The plan also included increased pledging by current members, applying for a diocesan grant to help pay start-up costs to implement new goals and drawing down from church endowment funds.

“By setting these goals and objectives, the vestry was able to move closer to calling a [half-time priest] to ‘shepherd’ them during that initial and critical three-year period,” Wiederkehr said.

Nesin had been a priest for just a year when Knudsen asked her to serve part-time at Good Shepherd, where the congregation later invited her to stay on. Born in Dayton, Ohio, Nesin described herself as an “Air Force brat” who grew up attending services at base chapels.
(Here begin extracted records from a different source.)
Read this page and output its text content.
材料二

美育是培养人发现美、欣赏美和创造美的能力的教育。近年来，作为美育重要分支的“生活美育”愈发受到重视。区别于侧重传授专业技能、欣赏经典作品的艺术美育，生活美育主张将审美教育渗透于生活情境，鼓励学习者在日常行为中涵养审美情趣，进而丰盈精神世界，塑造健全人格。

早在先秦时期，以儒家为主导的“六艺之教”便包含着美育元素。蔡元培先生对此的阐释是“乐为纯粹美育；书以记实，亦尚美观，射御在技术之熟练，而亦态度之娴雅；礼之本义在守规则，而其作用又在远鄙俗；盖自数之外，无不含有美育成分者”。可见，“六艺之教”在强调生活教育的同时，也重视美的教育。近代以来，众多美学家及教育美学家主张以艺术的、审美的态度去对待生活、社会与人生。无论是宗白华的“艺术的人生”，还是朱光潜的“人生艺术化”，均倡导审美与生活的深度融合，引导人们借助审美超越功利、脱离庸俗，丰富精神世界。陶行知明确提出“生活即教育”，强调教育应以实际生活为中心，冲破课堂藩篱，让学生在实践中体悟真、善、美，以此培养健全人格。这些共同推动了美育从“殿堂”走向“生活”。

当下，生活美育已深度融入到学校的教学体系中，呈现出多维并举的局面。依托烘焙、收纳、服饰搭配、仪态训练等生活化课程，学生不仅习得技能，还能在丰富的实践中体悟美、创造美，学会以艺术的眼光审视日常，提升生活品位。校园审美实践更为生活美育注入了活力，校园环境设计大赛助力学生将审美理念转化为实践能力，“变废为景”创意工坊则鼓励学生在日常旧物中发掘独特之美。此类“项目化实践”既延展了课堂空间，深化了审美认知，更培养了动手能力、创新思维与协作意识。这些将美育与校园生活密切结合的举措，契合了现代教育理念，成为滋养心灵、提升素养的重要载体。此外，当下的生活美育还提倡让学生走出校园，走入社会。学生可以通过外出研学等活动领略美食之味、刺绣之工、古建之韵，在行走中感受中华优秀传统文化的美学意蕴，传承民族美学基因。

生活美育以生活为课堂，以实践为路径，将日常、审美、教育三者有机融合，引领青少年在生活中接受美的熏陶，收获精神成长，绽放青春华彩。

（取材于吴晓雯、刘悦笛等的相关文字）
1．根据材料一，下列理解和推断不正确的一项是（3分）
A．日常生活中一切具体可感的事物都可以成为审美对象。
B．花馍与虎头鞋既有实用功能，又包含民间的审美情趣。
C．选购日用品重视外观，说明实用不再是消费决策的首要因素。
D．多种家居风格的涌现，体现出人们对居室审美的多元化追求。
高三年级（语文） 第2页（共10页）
“[I was] baptised in the Presbyterian church, my father’s faith tradition, confirmed in the Lutheran church, my mother’s, got ‘saved’ at 19 through Intervarsity Christian Fellowship, a valid experience, found that fundamentalism and I didn’t fit, joined the Episcopal church in 1977 and never looked back.”

A graduate of the Johns Hopkins Hospital School of Nursing in Baltimore, Nesin spent 30 years in nursing and at the age of 28 became the first Director of Nursing when Penobscot Valley Hospital opened its doors in Lincoln in 1973.

Nesin said that after her husband, Dr. Boucard Nesin, died in 1992 at the age of 70, she began attending St. James Episcopal Church in Old Town.

“During a spiritual crisis, I went to Bangor [Theological] Seminary to see if I could find some answers, especially about the validity of the Bible stories in the light of history,” Nesin said. “I did and kept on going.”

She graduated from BTS in 2002 and was ordained in 2003. The next year, she began her work in Houlton.

Nesin said earlier this week that one of her greatest rewards during her tenure at Good Shepherd has been “seeing a positive attitude, a joy emerging.”

“I think at 67, and nearly seven years, it’s time for some new energy and new ideas at Good Shepherd,” she said in an email. “We’ve done a great deal together, [but] it feels like we’ve plateaued and I believe in moving over so other ideas can come in.”

While the new shepherd for Good Shepherd is not expected to be announced until this summer, parishioners are planning a goodbye event May 7 and 8 for the retiring one. Nesin will celebrate a final Mass with her congregation on Mother’s Day.

“Leslie makes people feel welcome,” Dana Delano, 50, of Houlton said after the Palm Sunday service. “She’s very good at finding out what people’s talents are and putting them to work. Everybody’s got spirituality and personality. She’s good at finding where they intersect.”